I’m still unpacking ‘Control Freak’, from last year’s first half: a propulsive piece of pop funk that seems to be about the power struggle between the waking self and the subconscious.

My Design, On Other Peoples' Lives

My Design, On Other Peoples' Lives Photo: supplied

Estere’s music works on several levels at once: sonically, rhythmically, melodically and lyrically. A producer/beatmaker as well as a singer and songwriter, her primary instrument might be her MPC sampler, which she calls Lola. But the materials she feeds it are raw and organic; anything from mouth percussion to the rustle of bamboo on the opening track, literally a field recording, made during a trip to Vietnam.

Elsewhere there are rhythms that seem to come from somewhere other than western funk or hip-hop, possibly inspired by her African heritage. (Her father, who lives in France, is from Cameroon.)

Along with deeply danceable beats, Estere’s music has all the elements you would expect from a great singer-songwriter; well-crafted lyrics and excellent tunes. ‘Rent’ is a celebration of survival as an artist in a land where that profession gets little reward, which pays rhythmic homage to Prince’s ‘Sign Of The Times’.

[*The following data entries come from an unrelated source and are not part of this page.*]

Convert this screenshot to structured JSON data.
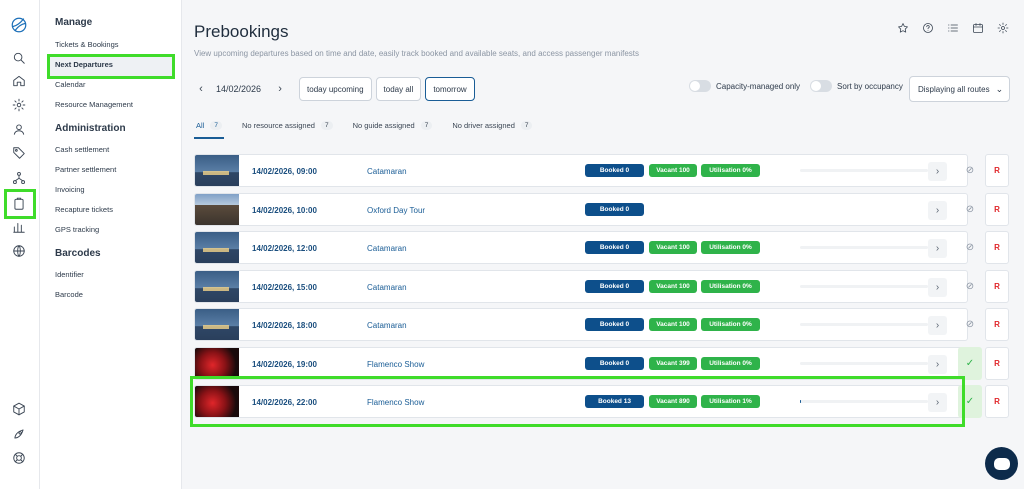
{
  "nav": {
    "sections": [
      {
        "title": "Manage",
        "items": [
          "Tickets & Bookings",
          "Next Departures",
          "Calendar",
          "Resource Management"
        ]
      },
      {
        "title": "Administration",
        "items": [
          "Cash settlement",
          "Partner settlement",
          "Invoicing",
          "Recapture tickets",
          "GPS tracking"
        ]
      },
      {
        "title": "Barcodes",
        "items": [
          "Identifier",
          "Barcode"
        ]
      }
    ],
    "active_item": "Next Departures"
  },
  "rail_icons": [
    "logo-icon",
    "search-icon",
    "home-icon",
    "gear-icon",
    "user-icon",
    "tag-icon",
    "network-icon",
    "clipboard-icon",
    "bar-chart-icon",
    "globe-icon",
    "box-icon",
    "rocket-icon",
    "lifebuoy-icon"
  ],
  "header": {
    "title": "Prebookings",
    "subtitle": "View upcoming departures based on time and date, easily track booked and available seats, and access passenger manifests",
    "icons": [
      "star-icon",
      "help-icon",
      "list-icon",
      "calendar-icon",
      "gear-icon"
    ]
  },
  "filters": {
    "date": "14/02/2026",
    "quick": [
      "today upcoming",
      "today all",
      "tomorrow"
    ],
    "selected_quick": "tomorrow",
    "capacity_label": "Capacity-managed only",
    "capacity_on": false,
    "occupancy_label": "Sort by occupancy",
    "occupancy_on": false,
    "routes_label": "Displaying all routes"
  },
  "tabs": [
    {
      "label": "All",
      "count": "7"
    },
    {
      "label": "No resource assigned",
      "count": "7"
    },
    {
      "label": "No guide assigned",
      "count": "7"
    },
    {
      "label": "No driver assigned",
      "count": "7"
    }
  ],
  "departures": [
    {
      "datetime": "14/02/2026, 09:00",
      "name": "Catamaran",
      "booked": "Booked 0",
      "vacant": "Vacant 100",
      "utilisation": "Utilisation 0%",
      "util_pct": 0,
      "image": "catamaran",
      "status": "ban"
    },
    {
      "datetime": "14/02/2026, 10:00",
      "name": "Oxford Day Tour",
      "booked": "Booked 0",
      "vacant": "",
      "utilisation": "",
      "util_pct": null,
      "image": "tour",
      "status": "ban"
    },
    {
      "datetime": "14/02/2026, 12:00",
      "name": "Catamaran",
      "booked": "Booked 0",
      "vacant": "Vacant 100",
      "utilisation": "Utilisation 0%",
      "util_pct": 0,
      "image": "catamaran",
      "status": "ban"
    },
    {
      "datetime": "14/02/2026, 15:00",
      "name": "Catamaran",
      "booked": "Booked 0",
      "vacant": "Vacant 100",
      "utilisation": "Utilisation 0%",
      "util_pct": 0,
      "image": "catamaran",
      "status": "ban"
    },
    {
      "datetime": "14/02/2026, 18:00",
      "name": "Catamaran",
      "booked": "Booked 0",
      "vacant": "Vacant 100",
      "utilisation": "Utilisation 0%",
      "util_pct": 0,
      "image": "catamaran",
      "status": "ban"
    },
    {
      "datetime": "14/02/2026, 19:00",
      "name": "Flamenco Show",
      "booked": "Booked 0",
      "vacant": "Vacant 399",
      "utilisation": "Utilisation 0%",
      "util_pct": 0,
      "image": "flamenco",
      "status": "ok"
    },
    {
      "datetime": "14/02/2026, 22:00",
      "name": "Flamenco Show",
      "booked": "Booked 13",
      "vacant": "Vacant 890",
      "utilisation": "Utilisation 1%",
      "util_pct": 1,
      "image": "flamenco",
      "status": "ok"
    }
  ],
  "row_button": "R",
  "colors": {
    "primary": "#0d4f8b",
    "success": "#2fb34a",
    "danger": "#e0262a",
    "highlight": "#3fdc2a"
  }
}
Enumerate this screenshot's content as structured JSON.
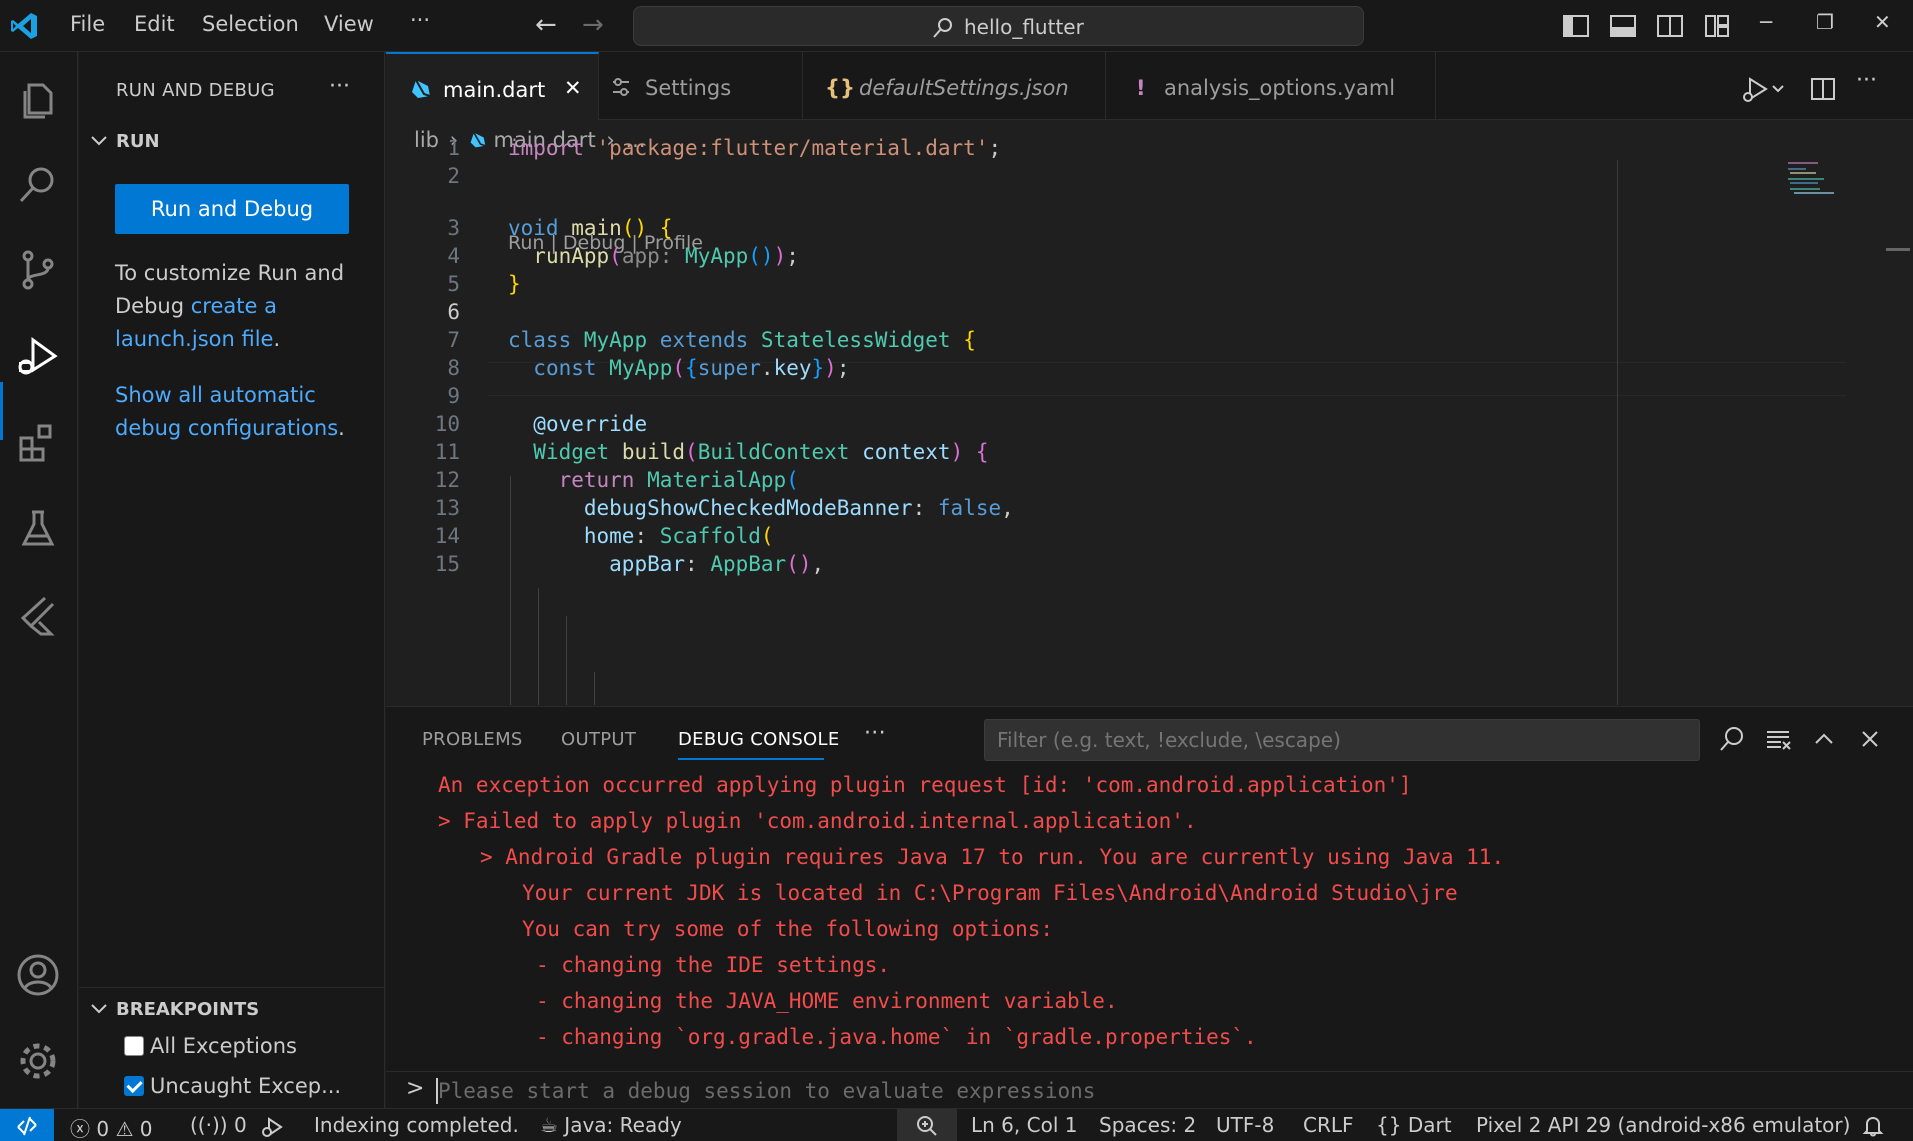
{
  "titlebar": {
    "menu": [
      "File",
      "Edit",
      "Selection",
      "View"
    ],
    "more": "···",
    "search_text": "hello_flutter"
  },
  "sidebar": {
    "title": "RUN AND DEBUG",
    "more": "···",
    "run_section": "RUN",
    "run_button": "Run and Debug",
    "customize_text": "To customize Run and Debug ",
    "customize_link": "create a launch.json file",
    "customize_end": ".",
    "show_link": "Show all automatic debug configurations",
    "show_end": ".",
    "breakpoints_section": "BREAKPOINTS",
    "breakpoints": [
      {
        "label": "All Exceptions",
        "checked": false
      },
      {
        "label": "Uncaught Excep...",
        "checked": true
      }
    ]
  },
  "tabs": [
    {
      "label": "main.dart",
      "active": true,
      "close": "✕"
    },
    {
      "label": "Settings",
      "active": false
    },
    {
      "label": "defaultSettings.json",
      "active": false,
      "icon_text": "{}"
    },
    {
      "label": "analysis_options.yaml",
      "active": false,
      "icon_text": "!"
    }
  ],
  "breadcrumb": {
    "folder": "lib",
    "file": "main.dart",
    "rest": "..."
  },
  "editor": {
    "codelens": "Run | Debug | Profile",
    "line_numbers": [
      "1",
      "2",
      "3",
      "4",
      "5",
      "6",
      "7",
      "8",
      "9",
      "10",
      "11",
      "12",
      "13",
      "14",
      "15"
    ],
    "current_line": "6"
  },
  "panel": {
    "tabs": [
      "PROBLEMS",
      "OUTPUT",
      "DEBUG CONSOLE"
    ],
    "more": "···",
    "filter_placeholder": "Filter (e.g. text, !exclude, \\escape)",
    "console_lines": [
      "An exception occurred applying plugin request [id: 'com.android.application']",
      "> Failed to apply plugin 'com.android.internal.application'.",
      "> Android Gradle plugin requires Java 17 to run. You are currently using Java 11.",
      "Your current JDK is located in C:\\Program Files\\Android\\Android Studio\\jre",
      "You can try some of the following options:",
      "- changing the IDE settings.",
      "- changing the JAVA_HOME environment variable.",
      "- changing `org.gradle.java.home` in `gradle.properties`."
    ],
    "prompt": ">",
    "input_placeholder": "Please start a debug session to evaluate expressions"
  },
  "statusbar": {
    "errors": "0",
    "warnings": "0",
    "ports": "0",
    "indexing": "Indexing completed.",
    "java": "Java: Ready",
    "position": "Ln 6, Col 1",
    "spaces": "Spaces: 2",
    "encoding": "UTF-8",
    "eol": "CRLF",
    "language_icon": "{}",
    "language": "Dart",
    "device": "Pixel 2 API 29 (android-x86 emulator)"
  },
  "colors": {
    "accent": "#0078d4",
    "error_text": "#f14c4c",
    "link": "#4daafc"
  }
}
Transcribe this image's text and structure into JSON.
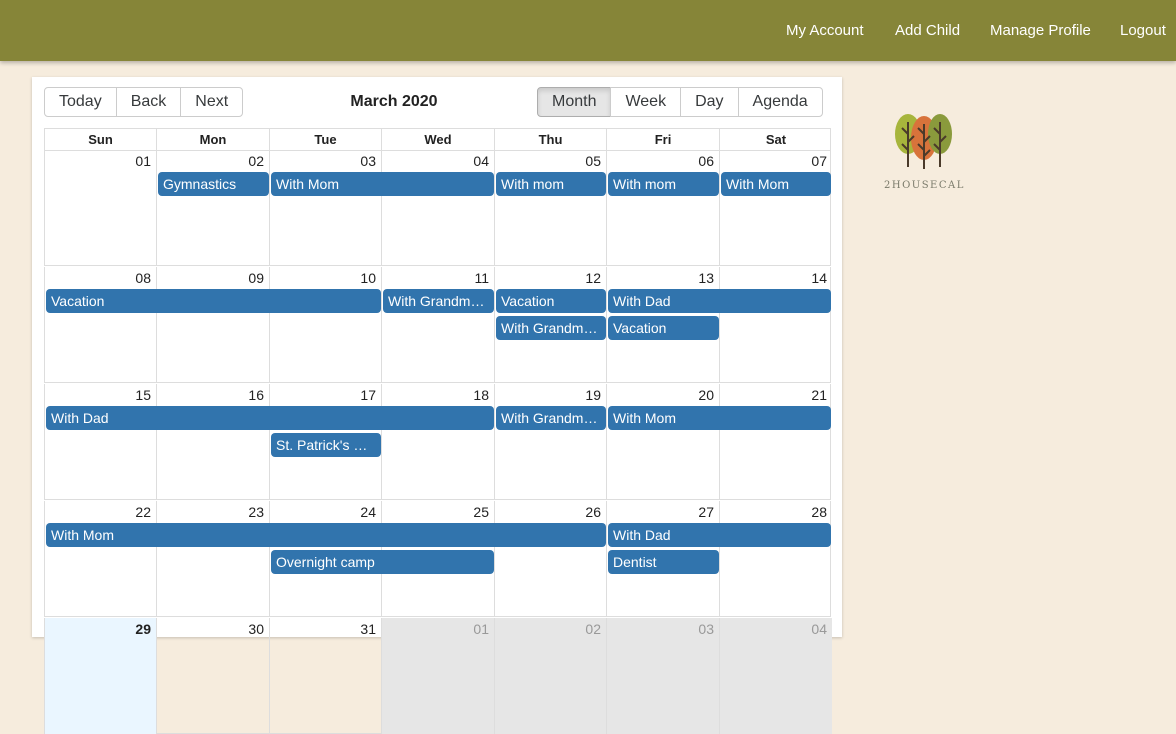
{
  "nav": {
    "my_account": "My Account",
    "add_child": "Add Child",
    "manage_profile": "Manage Profile",
    "logout": "Logout"
  },
  "toolbar": {
    "today": "Today",
    "back": "Back",
    "next": "Next",
    "title": "March 2020",
    "views": [
      "Month",
      "Week",
      "Day",
      "Agenda"
    ],
    "active_view": "Month"
  },
  "weekdays": [
    "Sun",
    "Mon",
    "Tue",
    "Wed",
    "Thu",
    "Fri",
    "Sat"
  ],
  "weeks": [
    {
      "days": [
        "01",
        "02",
        "03",
        "04",
        "05",
        "06",
        "07"
      ],
      "off": [],
      "today": -1,
      "events": [
        {
          "label": "Gymnastics",
          "start": 1,
          "span": 1,
          "row": 0
        },
        {
          "label": "With Mom",
          "start": 2,
          "span": 2,
          "row": 0
        },
        {
          "label": "With mom",
          "start": 4,
          "span": 1,
          "row": 0
        },
        {
          "label": "With mom",
          "start": 5,
          "span": 1,
          "row": 0
        },
        {
          "label": "With Mom",
          "start": 6,
          "span": 1,
          "row": 0
        }
      ]
    },
    {
      "days": [
        "08",
        "09",
        "10",
        "11",
        "12",
        "13",
        "14"
      ],
      "off": [],
      "today": -1,
      "events": [
        {
          "label": "Vacation",
          "start": 0,
          "span": 3,
          "row": 0
        },
        {
          "label": "With Grandm…",
          "start": 3,
          "span": 1,
          "row": 0
        },
        {
          "label": "Vacation",
          "start": 4,
          "span": 1,
          "row": 0
        },
        {
          "label": "With Dad",
          "start": 5,
          "span": 2,
          "row": 0
        },
        {
          "label": "With Grandm…",
          "start": 4,
          "span": 1,
          "row": 1
        },
        {
          "label": "Vacation",
          "start": 5,
          "span": 1,
          "row": 1
        }
      ]
    },
    {
      "days": [
        "15",
        "16",
        "17",
        "18",
        "19",
        "20",
        "21"
      ],
      "off": [],
      "today": -1,
      "events": [
        {
          "label": "With Dad",
          "start": 0,
          "span": 4,
          "row": 0
        },
        {
          "label": "With Grandm…",
          "start": 4,
          "span": 1,
          "row": 0
        },
        {
          "label": "With Mom",
          "start": 5,
          "span": 2,
          "row": 0
        },
        {
          "label": "St. Patrick's …",
          "start": 2,
          "span": 1,
          "row": 1
        }
      ]
    },
    {
      "days": [
        "22",
        "23",
        "24",
        "25",
        "26",
        "27",
        "28"
      ],
      "off": [],
      "today": -1,
      "events": [
        {
          "label": "With Mom",
          "start": 0,
          "span": 5,
          "row": 0
        },
        {
          "label": "With Dad",
          "start": 5,
          "span": 2,
          "row": 0
        },
        {
          "label": "Overnight camp",
          "start": 2,
          "span": 2,
          "row": 1
        },
        {
          "label": "Dentist",
          "start": 5,
          "span": 1,
          "row": 1
        }
      ]
    },
    {
      "days": [
        "29",
        "30",
        "31",
        "01",
        "02",
        "03",
        "04"
      ],
      "off": [
        3,
        4,
        5,
        6
      ],
      "today": 0,
      "events": []
    }
  ],
  "logo": {
    "text": "2HOUSECAL"
  }
}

Yet even as a singer-songwriter she’s hardly typical. She doesn’t write ‘relationship’ songs, at least not the personal-confessional kind that epitomise the genre.

‘Ambition’ is a political parable about a prostitute who becomes President of the United States. Estere delivers the hilarious yet pointed lyric over a shuffle-beat, underpinned with an unorthodox bass clarinet.

It’s people’s relationships to the world they find themselves in that fascinates her; the ‘others’ lives’ of the album’s title. It could be the relationship between youth and technology, which she explores in the witty, wordy ‘Pro Bono Techno Zone’, or the fate of refugees in the intricately stitched song ‘Nomads’.

Her eye, like her musical ear, seems to roam around the globe. There’s even an entire song in French. But this isn’t just gratuitous globetrotting. There’s a sense of connection in anything Estere sings about, whether it’s a prostitute running for the presidency, a child in a military dictatorship, or – in the most obviously personal song of the set - a meditation on the Cameroonian grandmother she never met.

My Design, On Others' Lives is an exceptional record, rich and rewarding on every level; in its musicality and its humanity. I’ve already had a few months to digest the first half; now I’m going to take my time to enjoy the whole thing.